The End of Polio in Nigeria
By Tyler Marshall, International Medical Corps
A milestone global health victory has been achieved in the war against disease: Nigeria—and with it, all of Africa—is now polio-free. It is an accomplishment that has brought the world to the brink of eradicating the crippling virus, with only Afghanistan and Pakistan still struggling to conquer the disease.
“This is a tremendous achievement,” said International Medical Corps Senior Health Advisor Paul Robinson, who has provided technical support to the project since his organization joined the CORE Group Polio Project (CGPP) in 2015. “In the history of the world there has been only one other human disease eradicated globally and that is smallpox. Now we have a chance to add polio to that list.”
Working in northern Nigeria as part of the CGPP – which is supported by USAID– International Medical Corps drew on our highly respected training expertise to join the fight against polio. We provided local government workers, non-government staff, and volunteers, with the skills needed to increase polio vaccination rates—rates that had seriously lagged behind due to terrorist attacks and atrocities in a region that includes Boko Haram’s home areas.
We began in Kano State in March 2015 and six months later expanded our polio and other vaccine efforts to Borno State, where Boko Haram is active. Our local partners in these two states are Nigerian NGOs, Community Support and Development Initiatives (CSADI) in Kano and African Healthcare Implementation and Facilitation Foundation (AHIFF) in Borno. Despite the violence, we were successful in lifting vaccination rates from the 20-30% range to an impressive 99.96% rate in Kano and 96.8% in Borno.
Such high vaccination rates don’t just happen.
They are the result of careful planning, organization, and coordination—all skills that require a variety of training curricula.
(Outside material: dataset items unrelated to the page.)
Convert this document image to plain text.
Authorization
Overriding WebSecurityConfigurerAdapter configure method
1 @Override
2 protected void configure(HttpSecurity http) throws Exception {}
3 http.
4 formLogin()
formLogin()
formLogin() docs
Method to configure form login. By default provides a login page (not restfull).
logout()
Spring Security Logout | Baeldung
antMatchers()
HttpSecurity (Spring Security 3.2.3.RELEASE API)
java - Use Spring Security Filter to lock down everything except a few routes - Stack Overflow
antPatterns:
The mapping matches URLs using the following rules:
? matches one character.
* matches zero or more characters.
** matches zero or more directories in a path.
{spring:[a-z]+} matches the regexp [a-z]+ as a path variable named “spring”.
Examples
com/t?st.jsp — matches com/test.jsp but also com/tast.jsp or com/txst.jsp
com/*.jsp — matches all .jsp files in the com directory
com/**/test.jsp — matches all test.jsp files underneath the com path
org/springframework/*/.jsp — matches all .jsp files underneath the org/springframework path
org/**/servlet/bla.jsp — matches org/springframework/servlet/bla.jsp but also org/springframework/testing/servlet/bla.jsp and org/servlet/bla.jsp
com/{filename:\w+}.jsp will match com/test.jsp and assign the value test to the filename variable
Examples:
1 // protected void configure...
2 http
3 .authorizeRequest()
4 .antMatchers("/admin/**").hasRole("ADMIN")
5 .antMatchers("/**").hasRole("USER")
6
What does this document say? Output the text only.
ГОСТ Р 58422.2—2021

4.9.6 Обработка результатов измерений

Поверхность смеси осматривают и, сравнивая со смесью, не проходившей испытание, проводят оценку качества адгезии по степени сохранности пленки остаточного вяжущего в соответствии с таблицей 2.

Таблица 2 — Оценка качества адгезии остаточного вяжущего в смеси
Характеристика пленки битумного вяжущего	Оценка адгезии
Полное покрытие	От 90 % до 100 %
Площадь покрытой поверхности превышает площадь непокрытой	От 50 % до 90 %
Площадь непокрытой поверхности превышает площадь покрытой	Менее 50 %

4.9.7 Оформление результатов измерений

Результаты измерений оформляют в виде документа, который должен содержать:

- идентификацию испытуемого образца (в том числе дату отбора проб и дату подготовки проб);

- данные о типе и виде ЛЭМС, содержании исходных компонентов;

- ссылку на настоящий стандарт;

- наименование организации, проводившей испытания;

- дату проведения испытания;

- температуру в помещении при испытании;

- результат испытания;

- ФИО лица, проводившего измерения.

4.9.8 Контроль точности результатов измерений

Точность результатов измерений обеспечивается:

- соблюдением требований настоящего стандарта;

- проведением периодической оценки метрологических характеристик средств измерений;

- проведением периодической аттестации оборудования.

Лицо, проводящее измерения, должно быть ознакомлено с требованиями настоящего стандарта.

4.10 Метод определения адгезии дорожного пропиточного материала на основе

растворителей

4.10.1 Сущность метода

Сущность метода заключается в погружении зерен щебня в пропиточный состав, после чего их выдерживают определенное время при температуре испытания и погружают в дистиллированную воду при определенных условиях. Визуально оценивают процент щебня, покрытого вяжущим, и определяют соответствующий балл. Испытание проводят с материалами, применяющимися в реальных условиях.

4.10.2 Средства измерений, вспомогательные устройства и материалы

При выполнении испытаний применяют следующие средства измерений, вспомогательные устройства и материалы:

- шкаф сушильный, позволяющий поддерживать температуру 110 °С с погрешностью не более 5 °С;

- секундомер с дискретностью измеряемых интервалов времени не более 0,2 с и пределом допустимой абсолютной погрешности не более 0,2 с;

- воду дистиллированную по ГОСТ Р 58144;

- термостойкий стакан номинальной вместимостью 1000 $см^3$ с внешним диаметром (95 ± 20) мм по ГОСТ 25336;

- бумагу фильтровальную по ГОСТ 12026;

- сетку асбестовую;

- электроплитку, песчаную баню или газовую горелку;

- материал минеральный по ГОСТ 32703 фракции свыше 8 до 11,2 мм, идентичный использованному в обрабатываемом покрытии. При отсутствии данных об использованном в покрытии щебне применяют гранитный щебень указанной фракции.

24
For example, supervisors are trained on how to use smart phones for tracking project activities at neighborhood and community levels; on how to use registers filled out by volunteer community mobilizers (VCMs) to assure no households are missed. VCMs are trained on how to find and engage pregnant women and new mothers, encouraging them to bring their children to immunization sites for vaccinations, and also on how to find and report young children suffering from paralysis—and possible polio.
Local government staff and volunteers were also supported and mentored on ways to address community suspicions about the vaccination campaigns, which generate outright resistance to immunization.
One such incidence occurred when, for two subsequent rounds of monthly campaigns, community residents in one district area did not allow any of its children to be immunized, significantly increasing the likelihood of children contracting polio.
In response, the local government formed a team with UNICEF, Rotary Club, International Medical Corps and local government health officer to meet with community health officials, local council members as well as community leaders and engage in dialogue to address the causes for resistance and ease concerns.
Residents at the meeting resented that the polio campaign had been prioritized over other neglected community needs. The community lacked essential services, including clean water, and treatment and prevention against other diseases such as malaria and cholera that also killed children. Medicines were either not available or too expensive to purchase.
These concerns expressed by residents were genuine and had to be dealt with honestly. The team initiated a dialogue under the leadership of a local traditional leader, to resolve the complaints.
Once community residents could see their complaints being addressed, the resistance ended. With an action plan agreed, a house-to-house polio immunization campaign followed that reached every child in that community.
It was only with countless similar dialogues, with explanations and persuasion on both sides, along with effective immunization strategies that those involved in the effort managed to rid Nigeria of polio—one child at a time.
Today, International Medical Corps, as all CGPP partners, remain vigilant in Nigeria, focused on the steps needed to consolidate the public health victory once the World Health Organization certifies the country polio-free in 2017—a triumph that would not have been possible without the tireless efforts of frontline health workers.